By Earle Albert Rowell.


YOU HAVE ALL admitted,” said David Dare as Mr. Emerson sat down, “that Tyre, Sidon, and Ashkelon are today exactly as the Bible prophets said they would be. But you are unwilling to admit, or are not convinced, that this uncanny foresight is due to any supernatural gift.

“Yet you know that while the past and present yield their treasures, tomorrow is mockingly silent.

“Let us always bear in mind during these talks how circumscribed is the most remarkable foresight of the most astute statesman. The stream of history may flow uniformly for a dozen centuries until shrewd thinkers reason from analogy that the course of events will continue thus indefinitely. Then, unforseen, a single man such as Mohammed or Luther may change the whole course of history; or a Watt, Edison, or Wright brothers may revolutionize civilization.

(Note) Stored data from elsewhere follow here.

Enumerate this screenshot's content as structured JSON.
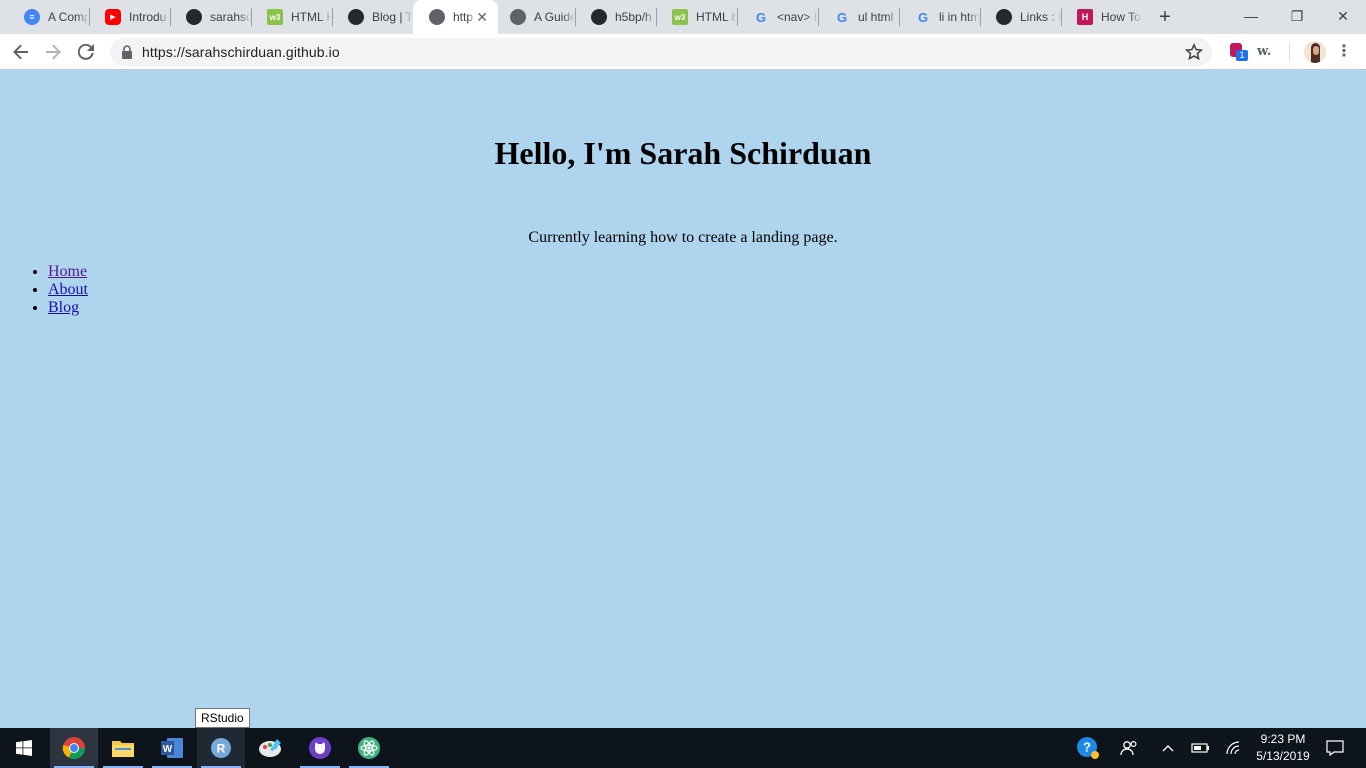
{
  "browser": {
    "tabs": [
      {
        "label": "A Comp",
        "icon": "google-docs-icon",
        "color": "#4285f4"
      },
      {
        "label": "Introdu",
        "icon": "youtube-icon",
        "color": "#ff0000"
      },
      {
        "label": "sarahsc",
        "icon": "github-icon",
        "color": "#24292e"
      },
      {
        "label": "HTML H",
        "icon": "w3schools-icon",
        "color": "#8bc34a"
      },
      {
        "label": "Blog | T",
        "icon": "gear-logo-icon",
        "color": "#24292e"
      },
      {
        "label": "http",
        "icon": "globe-icon",
        "color": "#5f6368",
        "active": true
      },
      {
        "label": "A Guide",
        "icon": "globe-icon",
        "color": "#5f6368"
      },
      {
        "label": "h5bp/h",
        "icon": "github-icon",
        "color": "#24292e"
      },
      {
        "label": "HTML b",
        "icon": "w3schools-icon",
        "color": "#8bc34a"
      },
      {
        "label": "<nav> I",
        "icon": "google-icon",
        "color": "#4285f4"
      },
      {
        "label": "ul html",
        "icon": "google-icon",
        "color": "#4285f4"
      },
      {
        "label": "li in htm",
        "icon": "google-icon",
        "color": "#4285f4"
      },
      {
        "label": "Links : H",
        "icon": "diamond-logo-icon",
        "color": "#24292e"
      },
      {
        "label": "How To",
        "icon": "hackernoon-icon",
        "color": "#c2185b"
      }
    ],
    "new_tab_glyph": "+",
    "window_controls": {
      "minimize": "—",
      "restore": "❐",
      "close": "✕"
    },
    "url": "https://sarahschirduan.github.io",
    "extension_badge": "1",
    "extension_w_label": "w."
  },
  "page": {
    "heading": "Hello, I'm Sarah Schirduan",
    "lead": "Currently learning how to create a landing page.",
    "nav": [
      {
        "label": "Home"
      },
      {
        "label": "About"
      },
      {
        "label": "Blog"
      }
    ],
    "background": "#aed4ee"
  },
  "taskbar": {
    "tooltip": "RStudio",
    "apps": [
      {
        "name": "chrome-icon"
      },
      {
        "name": "file-explorer-icon"
      },
      {
        "name": "word-icon"
      },
      {
        "name": "rstudio-icon"
      },
      {
        "name": "paint-icon"
      },
      {
        "name": "github-desktop-icon"
      },
      {
        "name": "atom-icon"
      }
    ],
    "time": "9:23 PM",
    "date": "5/13/2019"
  }
}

“The prophecies I have already given are positive, accurate, and truthful to the minutest detail; but we have only entered the doorway of the great prophetic temple.

“When Isaiah, Jeremiah, and Ezekiel lived, Egypt was then so ancient that she boasted a longer unbroken line of kings than did any other nation. To Ezekiel the settling of Egypt was as ancient as the beginning of the Christian religion is to us.

“The prophets of his day, 600 B. C., knew Egypt as the granary of the world, eminent in science, in the arts, in luxury and magnificence, a leader of civilization. For many centuries these artificial mountains, the justly famed pyramids of Egypt, had stood as proud sentinels of a proud country of many splendours.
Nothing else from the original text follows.